LIHU‘E — There is a turtle species in the Papahanaumokuakea Marine National Monument, too, said Aaron Swink of the state Department of Land and Natural Resources Division of Aquatic Resources Saturday while distributing free, grab-and-go ocean-learning kits near the newly-installed marine-wildlife panel located near the Keiki Korner play area at Kukui Grove Center.
“The turtle in the panel has its identifying name, scientific name and, unlike the one in the poster illustrated by Roger Hall, has its Hawaiian name,” said Jean Souza, the Kaua‘i Ocean Discovery on-site manager.
“The panel is illustrated by Roger Hall, and with the collaboration of Malia Nobrega-Olivera of the University of Hawai‘inuiakea School of Hawaiian Knowledge, named ‘Oe E Kanaloa, Ola! or, ‘These Are You, Kanaloa.’”
More than 200 learning kits were distributed through partnership and collaboration with the state DLNR DAR, Princeville Public Library, Hawaiian Islands Humpback Whale National Marine Sanctuary and Deja Vu Surf Hawai‘i.

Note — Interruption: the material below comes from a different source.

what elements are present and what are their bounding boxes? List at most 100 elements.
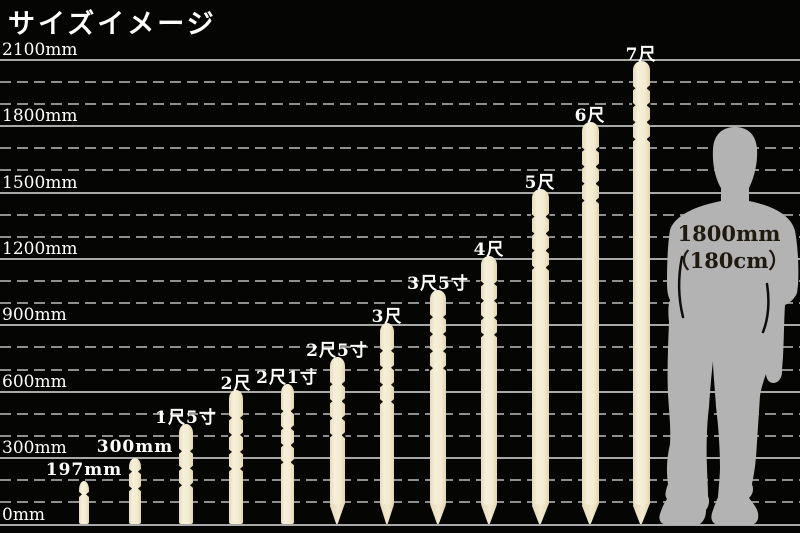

The free marine-wildlife and Papahanaumokuakea Marine National Monument poster accompanied the package lso containing an activity book, word puzzles, brochures, online resources and more.
“We gave 50 kits to the Princeville library, and within an hour half of it was already distributed,” Souza said. “They were hoping to have enough kits to last through the lunch hour. We’ll be doing the Kukui Grove distribution until the afternoon, and whatever is remaining will be distributed through Deja Vu Surf Hawai‘i at Kukui Grove.”
Souza said while many people may never have an opportunity to step foot in Papahanaumokuakea Marine National Monument because of the harm that humans might cause, the monument can be visited remotely through the internet and resources such as the learning kits that include instruction on creating an origami marine wildlife scene.
“We are so appreciative of the creativity of the Kaua‘i Ocean Discovery team and partners to find ways to pivot and continue to share its mission and ocean resources in new ways over this past year when the Kaua‘i Ocean Discovery was closed due to the pandemic,” said Melissa McFerrin-Warrack of KGC.
“The grab-and-go learning kits, virtual webinars, the Ho‘ike channel 54 programming and more. It’s great to see this team coming together to offer something meaningful for our keiki and our families to enjoy until the Kaua‘i Ocean Discovery can be reopened to the community once again,” McFerrin-Warrack said.
Souza said that, on Tuesday, Feb. 9, there will be a webinar on the Hanalei Watershed,where Maka‘ala Ka‘aumoana, the founder of the Hanalei Watershed Hui, will discuss the Hanalei ‘ahupua‘a area on Kaua‘i’s North Shore. The discussion will include the area’s history, issues and future.
On March 24, Dr. Heather Ylitalo-Ward will present about cephalopods, and why they are important in Hawai‘i and beyond.
Ylitalo-Ward, an employee with the DLNR DAR, monitors coral reef ecosystem health and populations, including octopus. During the presentation, Ylitalo-Ward will discuss her experiences working with octopus and why she continues to be enamored with them today.
To register for the seminars, visit sanctuaries.noaa.gov/education/teachers/webinar-series.html.